ALIAKSEI HAURYLIUK, R. Subramanian, Carl Malings, Ashley Angulo, Randy Sargent, Ana Hoffman, Albert Presto, Carnegie Mellon University

     Abstract Number: 314
     Working Group: Translating Aerosol Research for Societal Impact: Science Communication and Public Outreach

Abstract
A network of Real-Time Affordable Multi-Pollutant (RAMP) sensors has been continuously operating in the Greater Pittsburgh Area since August 2016. In an effort to publicly disseminate the collected data, we developed or partnered in developing several methods of presenting the data.

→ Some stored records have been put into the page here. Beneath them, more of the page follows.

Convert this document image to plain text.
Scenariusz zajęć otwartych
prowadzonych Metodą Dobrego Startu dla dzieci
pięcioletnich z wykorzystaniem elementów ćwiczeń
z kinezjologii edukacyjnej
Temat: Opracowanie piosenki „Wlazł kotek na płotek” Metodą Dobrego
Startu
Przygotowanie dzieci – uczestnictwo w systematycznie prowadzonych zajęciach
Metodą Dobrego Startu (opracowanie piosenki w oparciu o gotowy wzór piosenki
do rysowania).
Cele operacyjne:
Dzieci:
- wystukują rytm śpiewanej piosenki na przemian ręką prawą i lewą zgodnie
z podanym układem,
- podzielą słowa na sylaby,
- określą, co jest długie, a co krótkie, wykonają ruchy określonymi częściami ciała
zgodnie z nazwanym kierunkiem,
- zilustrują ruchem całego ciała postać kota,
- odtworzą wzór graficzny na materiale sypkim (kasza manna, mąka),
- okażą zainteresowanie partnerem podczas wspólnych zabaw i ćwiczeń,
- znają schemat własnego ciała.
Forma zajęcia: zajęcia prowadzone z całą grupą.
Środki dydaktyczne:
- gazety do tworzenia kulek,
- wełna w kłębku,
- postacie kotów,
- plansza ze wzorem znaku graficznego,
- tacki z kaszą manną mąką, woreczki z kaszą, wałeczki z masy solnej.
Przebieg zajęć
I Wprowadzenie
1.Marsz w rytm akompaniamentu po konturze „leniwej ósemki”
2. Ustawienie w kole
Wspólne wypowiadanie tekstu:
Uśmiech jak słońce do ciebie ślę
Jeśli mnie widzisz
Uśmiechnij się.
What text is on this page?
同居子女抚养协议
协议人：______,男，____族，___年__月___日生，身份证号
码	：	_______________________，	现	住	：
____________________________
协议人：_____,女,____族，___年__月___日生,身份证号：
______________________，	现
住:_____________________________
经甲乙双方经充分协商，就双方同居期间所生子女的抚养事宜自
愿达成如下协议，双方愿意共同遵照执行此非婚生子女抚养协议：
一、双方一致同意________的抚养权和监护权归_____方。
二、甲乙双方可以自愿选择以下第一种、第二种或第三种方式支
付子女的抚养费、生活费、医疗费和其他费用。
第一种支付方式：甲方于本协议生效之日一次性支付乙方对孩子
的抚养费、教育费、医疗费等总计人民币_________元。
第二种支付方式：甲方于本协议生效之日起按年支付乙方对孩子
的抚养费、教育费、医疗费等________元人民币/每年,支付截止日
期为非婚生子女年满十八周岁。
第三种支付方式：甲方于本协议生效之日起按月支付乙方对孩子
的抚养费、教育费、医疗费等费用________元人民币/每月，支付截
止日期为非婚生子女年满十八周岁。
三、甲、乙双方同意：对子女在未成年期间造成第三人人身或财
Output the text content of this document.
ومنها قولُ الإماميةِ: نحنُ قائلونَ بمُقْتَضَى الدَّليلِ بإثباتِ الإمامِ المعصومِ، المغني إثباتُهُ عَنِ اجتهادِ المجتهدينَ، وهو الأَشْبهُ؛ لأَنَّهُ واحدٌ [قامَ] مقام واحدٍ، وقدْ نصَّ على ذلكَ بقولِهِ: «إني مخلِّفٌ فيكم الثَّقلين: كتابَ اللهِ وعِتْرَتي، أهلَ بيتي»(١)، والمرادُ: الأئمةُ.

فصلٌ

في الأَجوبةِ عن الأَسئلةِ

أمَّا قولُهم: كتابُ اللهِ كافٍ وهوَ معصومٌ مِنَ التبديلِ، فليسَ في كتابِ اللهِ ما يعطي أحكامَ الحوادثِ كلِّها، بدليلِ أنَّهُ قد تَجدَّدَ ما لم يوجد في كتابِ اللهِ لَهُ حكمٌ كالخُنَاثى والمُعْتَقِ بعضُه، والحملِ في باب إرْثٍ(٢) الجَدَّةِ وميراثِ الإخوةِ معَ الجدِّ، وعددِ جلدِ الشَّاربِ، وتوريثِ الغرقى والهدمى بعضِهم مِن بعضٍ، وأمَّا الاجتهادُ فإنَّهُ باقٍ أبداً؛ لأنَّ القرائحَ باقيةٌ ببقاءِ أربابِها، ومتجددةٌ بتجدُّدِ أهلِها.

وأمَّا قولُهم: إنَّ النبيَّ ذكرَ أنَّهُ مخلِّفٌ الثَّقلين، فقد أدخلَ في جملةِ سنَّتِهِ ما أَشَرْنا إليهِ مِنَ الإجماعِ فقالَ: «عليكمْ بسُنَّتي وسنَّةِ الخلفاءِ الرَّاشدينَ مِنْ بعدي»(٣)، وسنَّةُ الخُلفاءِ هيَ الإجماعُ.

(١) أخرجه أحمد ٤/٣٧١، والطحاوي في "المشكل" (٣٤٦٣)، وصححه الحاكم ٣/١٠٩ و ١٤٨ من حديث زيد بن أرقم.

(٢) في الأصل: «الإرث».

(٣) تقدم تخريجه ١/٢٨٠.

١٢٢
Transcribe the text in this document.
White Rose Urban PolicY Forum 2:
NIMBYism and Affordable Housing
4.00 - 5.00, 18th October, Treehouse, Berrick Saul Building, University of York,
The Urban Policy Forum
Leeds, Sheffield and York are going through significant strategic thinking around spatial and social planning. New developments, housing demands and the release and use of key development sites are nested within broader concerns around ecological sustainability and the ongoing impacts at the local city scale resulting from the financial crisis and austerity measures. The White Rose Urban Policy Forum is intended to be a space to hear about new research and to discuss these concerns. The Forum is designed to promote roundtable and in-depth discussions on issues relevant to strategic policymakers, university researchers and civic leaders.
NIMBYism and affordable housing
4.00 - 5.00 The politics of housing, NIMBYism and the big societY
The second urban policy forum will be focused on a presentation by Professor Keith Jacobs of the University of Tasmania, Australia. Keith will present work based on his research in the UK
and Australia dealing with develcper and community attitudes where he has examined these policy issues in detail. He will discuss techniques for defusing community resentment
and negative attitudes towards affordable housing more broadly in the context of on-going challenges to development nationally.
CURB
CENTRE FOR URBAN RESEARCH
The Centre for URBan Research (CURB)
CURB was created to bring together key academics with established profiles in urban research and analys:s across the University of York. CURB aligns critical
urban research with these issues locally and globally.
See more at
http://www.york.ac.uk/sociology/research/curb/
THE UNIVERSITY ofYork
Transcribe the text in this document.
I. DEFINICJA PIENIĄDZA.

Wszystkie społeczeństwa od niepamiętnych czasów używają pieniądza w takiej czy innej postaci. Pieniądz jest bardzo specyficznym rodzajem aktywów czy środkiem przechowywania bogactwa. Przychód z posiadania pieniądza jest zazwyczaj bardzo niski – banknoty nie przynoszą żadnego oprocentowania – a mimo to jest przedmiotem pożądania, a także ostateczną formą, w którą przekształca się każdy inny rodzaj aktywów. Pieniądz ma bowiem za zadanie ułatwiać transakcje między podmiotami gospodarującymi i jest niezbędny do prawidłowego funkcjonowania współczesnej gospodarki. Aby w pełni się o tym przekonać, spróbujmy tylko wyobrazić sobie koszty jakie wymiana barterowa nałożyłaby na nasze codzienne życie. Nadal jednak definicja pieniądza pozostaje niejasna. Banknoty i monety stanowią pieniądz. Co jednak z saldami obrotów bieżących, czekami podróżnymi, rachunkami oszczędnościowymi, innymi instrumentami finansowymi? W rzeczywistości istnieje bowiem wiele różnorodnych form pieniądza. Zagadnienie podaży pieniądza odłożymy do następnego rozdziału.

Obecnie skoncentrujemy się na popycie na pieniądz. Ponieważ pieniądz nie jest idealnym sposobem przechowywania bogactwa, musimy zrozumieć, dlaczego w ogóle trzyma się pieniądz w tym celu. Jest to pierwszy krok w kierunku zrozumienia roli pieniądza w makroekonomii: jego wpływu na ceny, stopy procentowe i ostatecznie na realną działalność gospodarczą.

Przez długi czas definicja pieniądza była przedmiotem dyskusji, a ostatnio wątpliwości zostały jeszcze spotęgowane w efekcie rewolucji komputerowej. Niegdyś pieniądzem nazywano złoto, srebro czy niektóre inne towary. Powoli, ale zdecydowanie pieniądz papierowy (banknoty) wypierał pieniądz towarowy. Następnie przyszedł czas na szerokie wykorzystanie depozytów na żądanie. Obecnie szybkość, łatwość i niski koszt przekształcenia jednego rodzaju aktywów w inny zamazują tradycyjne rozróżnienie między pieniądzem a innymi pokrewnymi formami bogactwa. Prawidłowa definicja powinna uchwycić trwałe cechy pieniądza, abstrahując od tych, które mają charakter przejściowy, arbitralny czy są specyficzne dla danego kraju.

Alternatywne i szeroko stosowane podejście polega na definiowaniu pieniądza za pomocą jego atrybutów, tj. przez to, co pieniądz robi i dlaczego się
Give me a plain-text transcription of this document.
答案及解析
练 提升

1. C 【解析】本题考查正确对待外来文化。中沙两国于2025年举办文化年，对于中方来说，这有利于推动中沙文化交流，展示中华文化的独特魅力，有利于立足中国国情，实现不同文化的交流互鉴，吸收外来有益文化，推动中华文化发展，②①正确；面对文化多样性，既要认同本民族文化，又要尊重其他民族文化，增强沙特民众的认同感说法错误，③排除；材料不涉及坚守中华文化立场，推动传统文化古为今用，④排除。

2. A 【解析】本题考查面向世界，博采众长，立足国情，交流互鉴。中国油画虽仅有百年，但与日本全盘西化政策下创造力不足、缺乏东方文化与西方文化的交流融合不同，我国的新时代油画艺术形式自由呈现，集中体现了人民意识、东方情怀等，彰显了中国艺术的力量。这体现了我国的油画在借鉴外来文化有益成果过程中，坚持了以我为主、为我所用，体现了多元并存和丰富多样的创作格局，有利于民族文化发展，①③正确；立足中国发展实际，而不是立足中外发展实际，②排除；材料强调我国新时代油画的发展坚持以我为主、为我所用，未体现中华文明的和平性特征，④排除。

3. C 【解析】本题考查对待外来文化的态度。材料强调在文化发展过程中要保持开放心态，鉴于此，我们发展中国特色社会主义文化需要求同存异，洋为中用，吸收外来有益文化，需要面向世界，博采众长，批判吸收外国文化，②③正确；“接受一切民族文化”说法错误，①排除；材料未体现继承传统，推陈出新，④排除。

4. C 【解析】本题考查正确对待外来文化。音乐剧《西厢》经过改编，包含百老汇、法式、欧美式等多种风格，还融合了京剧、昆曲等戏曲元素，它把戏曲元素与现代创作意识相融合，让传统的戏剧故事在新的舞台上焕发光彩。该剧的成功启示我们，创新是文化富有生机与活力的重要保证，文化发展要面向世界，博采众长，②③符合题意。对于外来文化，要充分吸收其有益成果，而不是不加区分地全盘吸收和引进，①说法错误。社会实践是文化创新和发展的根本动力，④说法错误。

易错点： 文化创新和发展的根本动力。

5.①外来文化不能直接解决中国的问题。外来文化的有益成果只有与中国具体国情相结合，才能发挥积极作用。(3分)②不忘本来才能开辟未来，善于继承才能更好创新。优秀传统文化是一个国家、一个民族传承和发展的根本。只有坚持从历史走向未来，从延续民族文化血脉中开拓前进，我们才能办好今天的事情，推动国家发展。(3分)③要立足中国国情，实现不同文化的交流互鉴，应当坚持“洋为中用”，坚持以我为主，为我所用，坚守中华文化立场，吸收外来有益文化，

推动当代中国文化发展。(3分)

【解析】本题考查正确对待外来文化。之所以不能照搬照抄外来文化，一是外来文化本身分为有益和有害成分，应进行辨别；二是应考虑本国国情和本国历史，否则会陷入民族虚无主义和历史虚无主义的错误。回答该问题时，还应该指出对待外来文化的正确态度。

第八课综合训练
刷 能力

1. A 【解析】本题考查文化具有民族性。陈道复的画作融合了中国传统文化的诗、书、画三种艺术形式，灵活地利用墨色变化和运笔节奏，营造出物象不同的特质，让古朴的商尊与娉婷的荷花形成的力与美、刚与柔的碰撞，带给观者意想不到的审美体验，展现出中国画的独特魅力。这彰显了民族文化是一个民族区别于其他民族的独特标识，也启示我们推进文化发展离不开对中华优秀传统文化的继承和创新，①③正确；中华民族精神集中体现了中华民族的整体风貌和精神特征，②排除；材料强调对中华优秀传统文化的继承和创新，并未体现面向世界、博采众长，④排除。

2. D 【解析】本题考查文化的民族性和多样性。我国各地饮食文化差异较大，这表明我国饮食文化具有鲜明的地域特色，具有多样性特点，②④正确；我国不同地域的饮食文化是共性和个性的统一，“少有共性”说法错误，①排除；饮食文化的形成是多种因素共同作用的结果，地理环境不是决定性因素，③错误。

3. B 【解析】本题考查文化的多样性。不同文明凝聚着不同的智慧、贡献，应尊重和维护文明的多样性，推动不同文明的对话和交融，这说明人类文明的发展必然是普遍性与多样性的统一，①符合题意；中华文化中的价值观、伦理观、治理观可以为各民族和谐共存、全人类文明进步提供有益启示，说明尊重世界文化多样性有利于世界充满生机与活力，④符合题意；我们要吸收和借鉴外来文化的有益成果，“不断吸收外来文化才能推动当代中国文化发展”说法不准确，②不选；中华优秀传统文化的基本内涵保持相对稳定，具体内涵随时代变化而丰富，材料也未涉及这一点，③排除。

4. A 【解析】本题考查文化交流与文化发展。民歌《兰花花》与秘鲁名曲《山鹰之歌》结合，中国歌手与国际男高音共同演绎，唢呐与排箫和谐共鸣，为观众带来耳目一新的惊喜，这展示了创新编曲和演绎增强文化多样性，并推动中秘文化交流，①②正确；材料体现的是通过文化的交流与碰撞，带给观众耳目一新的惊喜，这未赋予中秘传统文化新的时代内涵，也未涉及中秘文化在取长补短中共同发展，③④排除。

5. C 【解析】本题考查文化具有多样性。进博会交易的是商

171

Each method addresses a different use case and target audience, with the consideration of the audience’s level of engagement and comfort with data analysis.

The methods include:
1. Sending location-specific air quality alerts based on data from the sensors
2. Displaying interpolated air quality data on a publicly-accessible map
3. Publishing aggregate data in weekly and monthly reports
4. Sharing processed data with OpenAQ and CREATE Lab’s Environmental Sensor Data Repository (ESDR) platforms
5. Making freely available the software tools for collecting and processing the raw data from the sensors, and providing documentation and tutorials for their use.

The alerts and map are targeted at the general public, while the reports are most suited to answer questions from sensor hosts and community groups. Processed data are intended for power users, while raw data and software tools have researchers in mind.

This approach utilizes multi-modality in an attempt to answer different questions regarding the current or past state of air quality in the region. It relies on aggregated historical data for providing context and analysis on near-real-time readings to address more immediate concerns about pollutant levels. Tools like recurring reports provide a line of communication with the sensor hosts and community groups, who are concerned with air pollution trends in their area. Furthermore, data aggregation can be used to identify undesirable sensor operation or conditions which result in poor corrective model performance. This is useful both for quality control internally and communicating uncertainties to the consumers of data from low-cost sensors.